Ce matin, j'ai à nouveau croisé Charles dans le
couloir de la salle de bains. Il n'avait qu'une serviette sur les hanches. Je n'ai pas baissé les yeux. Je lui ai souri. Il a eu l'air gêné, il a murmuré : "Ann, euh... bonjour !" J'ai dit, la voix ferme pour une fois, une vraie phrase en français : "Bonjour, Charles. Je souhaite que votre journée soit belle et enrichissante." J'ai cru qu'il allait rire, mais il est bien trop élevé pour cela. En tout cas, il m'a VUE. Il m'a jeté un coup d'œil en coin avant de disparaître. Il m'a reconnue, moi, Ann.
Je sourirai quand même à papi, j'engagerai même
une longue conversation avec lui. Tant pis pour Charlène. Je suis jeune et pleine de vie, j'ai le droit de parler, de bavarder, et pourquoi pas de plaisanter. On dit que les Anglais ont le sens de l'humour. Je rirai avec papi, je rirai avec les enfants.

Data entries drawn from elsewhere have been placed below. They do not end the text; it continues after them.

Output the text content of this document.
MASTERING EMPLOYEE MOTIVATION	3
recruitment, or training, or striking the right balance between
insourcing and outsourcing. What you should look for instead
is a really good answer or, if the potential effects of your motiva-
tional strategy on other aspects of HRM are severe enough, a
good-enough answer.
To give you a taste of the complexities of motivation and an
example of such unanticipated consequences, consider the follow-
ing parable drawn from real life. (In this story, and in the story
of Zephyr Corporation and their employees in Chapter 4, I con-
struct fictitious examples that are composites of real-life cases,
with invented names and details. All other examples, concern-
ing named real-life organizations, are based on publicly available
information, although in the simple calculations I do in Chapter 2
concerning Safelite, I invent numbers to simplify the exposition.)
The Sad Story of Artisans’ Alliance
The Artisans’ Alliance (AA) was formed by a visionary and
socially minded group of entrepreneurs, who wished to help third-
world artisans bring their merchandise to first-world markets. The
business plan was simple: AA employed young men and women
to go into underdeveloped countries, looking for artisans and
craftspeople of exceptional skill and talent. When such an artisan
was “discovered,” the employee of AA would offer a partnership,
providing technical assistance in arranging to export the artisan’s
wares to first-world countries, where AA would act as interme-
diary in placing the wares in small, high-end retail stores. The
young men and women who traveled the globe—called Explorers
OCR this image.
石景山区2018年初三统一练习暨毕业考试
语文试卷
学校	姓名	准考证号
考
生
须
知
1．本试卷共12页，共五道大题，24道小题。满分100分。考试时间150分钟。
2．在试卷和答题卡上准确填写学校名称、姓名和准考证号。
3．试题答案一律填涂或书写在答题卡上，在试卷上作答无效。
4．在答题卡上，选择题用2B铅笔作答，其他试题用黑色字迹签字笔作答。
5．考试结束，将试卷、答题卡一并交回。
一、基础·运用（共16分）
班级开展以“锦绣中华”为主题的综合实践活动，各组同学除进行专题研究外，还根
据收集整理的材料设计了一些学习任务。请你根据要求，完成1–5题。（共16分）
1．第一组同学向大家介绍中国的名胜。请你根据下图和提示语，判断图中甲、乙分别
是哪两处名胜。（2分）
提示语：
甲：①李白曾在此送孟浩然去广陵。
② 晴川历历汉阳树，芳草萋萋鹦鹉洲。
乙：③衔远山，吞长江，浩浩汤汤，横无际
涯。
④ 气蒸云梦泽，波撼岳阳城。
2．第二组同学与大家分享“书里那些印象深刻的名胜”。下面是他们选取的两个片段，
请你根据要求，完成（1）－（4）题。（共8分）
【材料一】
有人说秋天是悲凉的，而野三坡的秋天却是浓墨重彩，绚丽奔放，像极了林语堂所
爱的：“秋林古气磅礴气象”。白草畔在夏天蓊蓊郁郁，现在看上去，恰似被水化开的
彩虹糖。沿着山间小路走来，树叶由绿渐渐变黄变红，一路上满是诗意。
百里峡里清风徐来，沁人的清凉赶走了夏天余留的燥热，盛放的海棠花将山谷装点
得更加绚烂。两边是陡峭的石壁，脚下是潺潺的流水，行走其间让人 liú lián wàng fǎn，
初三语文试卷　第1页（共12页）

Un jour, un jour pas si lointain, on ne dira plus
"la fille au pair", mais "Ann, vous savez, la petite Anglaise bavarde qui vit chez les D.".
Mes parents m'ont donné le prénom d'Ann, comme
à une princesse. Paris est d'ailleurs comme une grosse citrouille prête à se transformer en carrosse.